Taking everyone's critiques into consideration, I went ahead first setting up my scene in Maya and then doing a basic block-in of values in Photoshop. As it progressed I moved into the color painting layers and later started compositing photo elements into the piece. Here is my basic process and the piece thus far:

As far as the progress on this matte painting goes, there are some things that I need to immediately address... the shape of the cliff on the left and the waterfall are too similar in size and shape, horizontal, and too much like the original Maya geometry. I need to go in and break those shapes up but not too much where the shapes compete for focus.

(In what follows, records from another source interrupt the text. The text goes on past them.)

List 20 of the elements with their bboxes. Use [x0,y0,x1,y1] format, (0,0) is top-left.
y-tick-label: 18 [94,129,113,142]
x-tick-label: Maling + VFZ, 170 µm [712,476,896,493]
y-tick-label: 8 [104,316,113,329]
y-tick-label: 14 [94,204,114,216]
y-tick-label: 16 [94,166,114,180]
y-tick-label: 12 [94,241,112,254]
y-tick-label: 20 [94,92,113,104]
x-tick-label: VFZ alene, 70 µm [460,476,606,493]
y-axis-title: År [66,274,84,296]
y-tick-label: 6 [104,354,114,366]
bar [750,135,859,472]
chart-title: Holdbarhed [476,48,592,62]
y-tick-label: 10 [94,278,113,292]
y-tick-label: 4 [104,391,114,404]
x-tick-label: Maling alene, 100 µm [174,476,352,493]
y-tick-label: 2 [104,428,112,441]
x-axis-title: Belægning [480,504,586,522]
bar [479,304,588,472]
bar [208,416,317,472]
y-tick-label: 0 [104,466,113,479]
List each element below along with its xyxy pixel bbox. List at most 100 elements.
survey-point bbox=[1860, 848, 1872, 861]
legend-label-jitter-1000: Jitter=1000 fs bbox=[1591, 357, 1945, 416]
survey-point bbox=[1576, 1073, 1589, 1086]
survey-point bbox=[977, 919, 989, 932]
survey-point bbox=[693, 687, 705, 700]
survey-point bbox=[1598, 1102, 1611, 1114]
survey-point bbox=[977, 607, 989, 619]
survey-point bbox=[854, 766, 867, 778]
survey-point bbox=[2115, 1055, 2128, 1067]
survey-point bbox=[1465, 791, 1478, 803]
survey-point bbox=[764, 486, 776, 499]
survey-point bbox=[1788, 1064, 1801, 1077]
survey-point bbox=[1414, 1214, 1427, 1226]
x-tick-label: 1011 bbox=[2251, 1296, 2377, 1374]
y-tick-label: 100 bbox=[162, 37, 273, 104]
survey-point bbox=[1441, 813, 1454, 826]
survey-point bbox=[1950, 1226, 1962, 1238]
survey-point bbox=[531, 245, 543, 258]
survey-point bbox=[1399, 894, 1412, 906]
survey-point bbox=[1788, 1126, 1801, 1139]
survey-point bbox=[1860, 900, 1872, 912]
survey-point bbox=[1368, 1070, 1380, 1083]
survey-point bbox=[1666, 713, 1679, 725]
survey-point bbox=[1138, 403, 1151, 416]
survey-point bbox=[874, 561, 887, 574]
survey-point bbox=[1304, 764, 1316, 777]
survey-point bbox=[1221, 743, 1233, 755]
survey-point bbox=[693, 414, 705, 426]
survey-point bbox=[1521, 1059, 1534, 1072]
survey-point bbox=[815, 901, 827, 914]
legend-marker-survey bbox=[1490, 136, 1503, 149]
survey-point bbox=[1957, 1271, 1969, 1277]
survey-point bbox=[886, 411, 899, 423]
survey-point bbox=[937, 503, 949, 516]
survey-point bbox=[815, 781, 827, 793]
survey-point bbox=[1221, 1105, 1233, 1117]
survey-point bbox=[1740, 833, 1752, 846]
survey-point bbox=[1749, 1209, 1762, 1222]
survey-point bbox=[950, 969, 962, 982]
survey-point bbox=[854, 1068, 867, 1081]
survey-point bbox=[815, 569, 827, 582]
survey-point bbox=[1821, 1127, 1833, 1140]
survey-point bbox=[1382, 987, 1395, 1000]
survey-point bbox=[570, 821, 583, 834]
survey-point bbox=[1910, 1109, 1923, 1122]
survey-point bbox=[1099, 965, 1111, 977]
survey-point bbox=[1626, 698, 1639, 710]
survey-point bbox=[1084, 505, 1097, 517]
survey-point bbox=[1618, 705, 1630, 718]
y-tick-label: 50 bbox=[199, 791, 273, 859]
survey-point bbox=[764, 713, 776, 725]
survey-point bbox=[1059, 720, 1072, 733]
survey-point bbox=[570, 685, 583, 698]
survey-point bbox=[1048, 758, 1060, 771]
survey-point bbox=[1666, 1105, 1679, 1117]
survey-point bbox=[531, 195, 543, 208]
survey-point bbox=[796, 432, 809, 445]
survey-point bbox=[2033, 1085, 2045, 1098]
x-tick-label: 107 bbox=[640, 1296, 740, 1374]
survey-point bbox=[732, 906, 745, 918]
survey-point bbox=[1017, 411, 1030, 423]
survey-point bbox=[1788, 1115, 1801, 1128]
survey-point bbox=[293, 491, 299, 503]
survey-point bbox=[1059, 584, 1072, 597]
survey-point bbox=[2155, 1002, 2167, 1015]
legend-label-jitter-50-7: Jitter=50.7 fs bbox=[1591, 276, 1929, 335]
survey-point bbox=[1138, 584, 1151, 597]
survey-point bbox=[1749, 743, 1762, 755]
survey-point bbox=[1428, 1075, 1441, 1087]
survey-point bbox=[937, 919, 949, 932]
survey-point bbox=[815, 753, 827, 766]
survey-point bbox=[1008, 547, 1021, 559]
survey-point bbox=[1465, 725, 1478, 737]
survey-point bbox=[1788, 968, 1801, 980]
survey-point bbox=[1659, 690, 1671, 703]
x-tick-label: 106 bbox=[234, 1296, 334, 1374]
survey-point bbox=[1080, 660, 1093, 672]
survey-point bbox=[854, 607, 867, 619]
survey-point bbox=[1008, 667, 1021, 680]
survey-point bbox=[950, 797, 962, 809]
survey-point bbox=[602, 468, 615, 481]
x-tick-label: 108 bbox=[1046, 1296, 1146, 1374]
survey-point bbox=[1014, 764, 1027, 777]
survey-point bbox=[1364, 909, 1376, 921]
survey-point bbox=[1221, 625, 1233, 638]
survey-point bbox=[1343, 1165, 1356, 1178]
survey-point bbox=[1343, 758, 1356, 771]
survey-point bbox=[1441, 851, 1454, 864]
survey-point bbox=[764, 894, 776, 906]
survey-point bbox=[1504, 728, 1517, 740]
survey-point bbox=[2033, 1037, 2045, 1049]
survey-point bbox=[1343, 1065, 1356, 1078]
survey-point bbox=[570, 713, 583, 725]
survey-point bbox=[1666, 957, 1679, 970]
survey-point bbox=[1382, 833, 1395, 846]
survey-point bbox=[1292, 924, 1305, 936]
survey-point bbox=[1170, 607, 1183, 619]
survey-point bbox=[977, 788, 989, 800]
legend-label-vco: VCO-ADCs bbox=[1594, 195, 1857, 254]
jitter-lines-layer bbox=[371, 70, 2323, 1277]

Brother Paul made suggestions about the left cliff-face and Brother Don gave me some pointers to break up the waterfall and make it more 'beautiful'... I just hope I don't mess it up. Heh. I was quite surprised and please with myself with how well the waterfall came out.

Anyway... any additional comments, suggestions, philosophical musings? Feel free to comment, everyone. :-D


With graduation quickly approaching, I've put off putting together a blog long enough. So... here's my first entry and what I'm currently working on right now...

Hermit of the Abbey

This particular project spun off of the Beethoven project of the BFA seminar. I took several elements of my research - Vienna's rich religious culture, Beethoven's private hikes through the woods, and ruins left over from the Napoleonic wars - to develop a story of a hermit who lived in the ruins of an abandoned abbey/cathedral.

This is one of the first layouts I did and I had alumni Gia Luc take a look at it. He was brutally honest, which is what I hoped for and he pointed out some things that I needed to fix. First he pointed out that it was compositionally boring, indicating that everything was pretty much in the center. Second he also said that my perspective was getting lost and that the hermit seemed to be out of perspective with the rest of the environment. Third he pointed out that the atmospheric perspective was lacking.

Unable to fix the first issue without starting over completely, I opted to make adjustments based on his other points of critique.

I pushed the atmospheric perspective more and I fixed the perspective angle of the hermit. Hopefully it's reading a little better.

At the same time, however, I wanted to try a new composition based on Gia's crit, and this is one I came up with. I initially tried about 9 other compositional setups, each based off of a different camera angle on a Maya model I had built. After receiving some feedback from Derek Brand, I settled on this one. It's still in progress, so we'll see how it pans out in the next few days.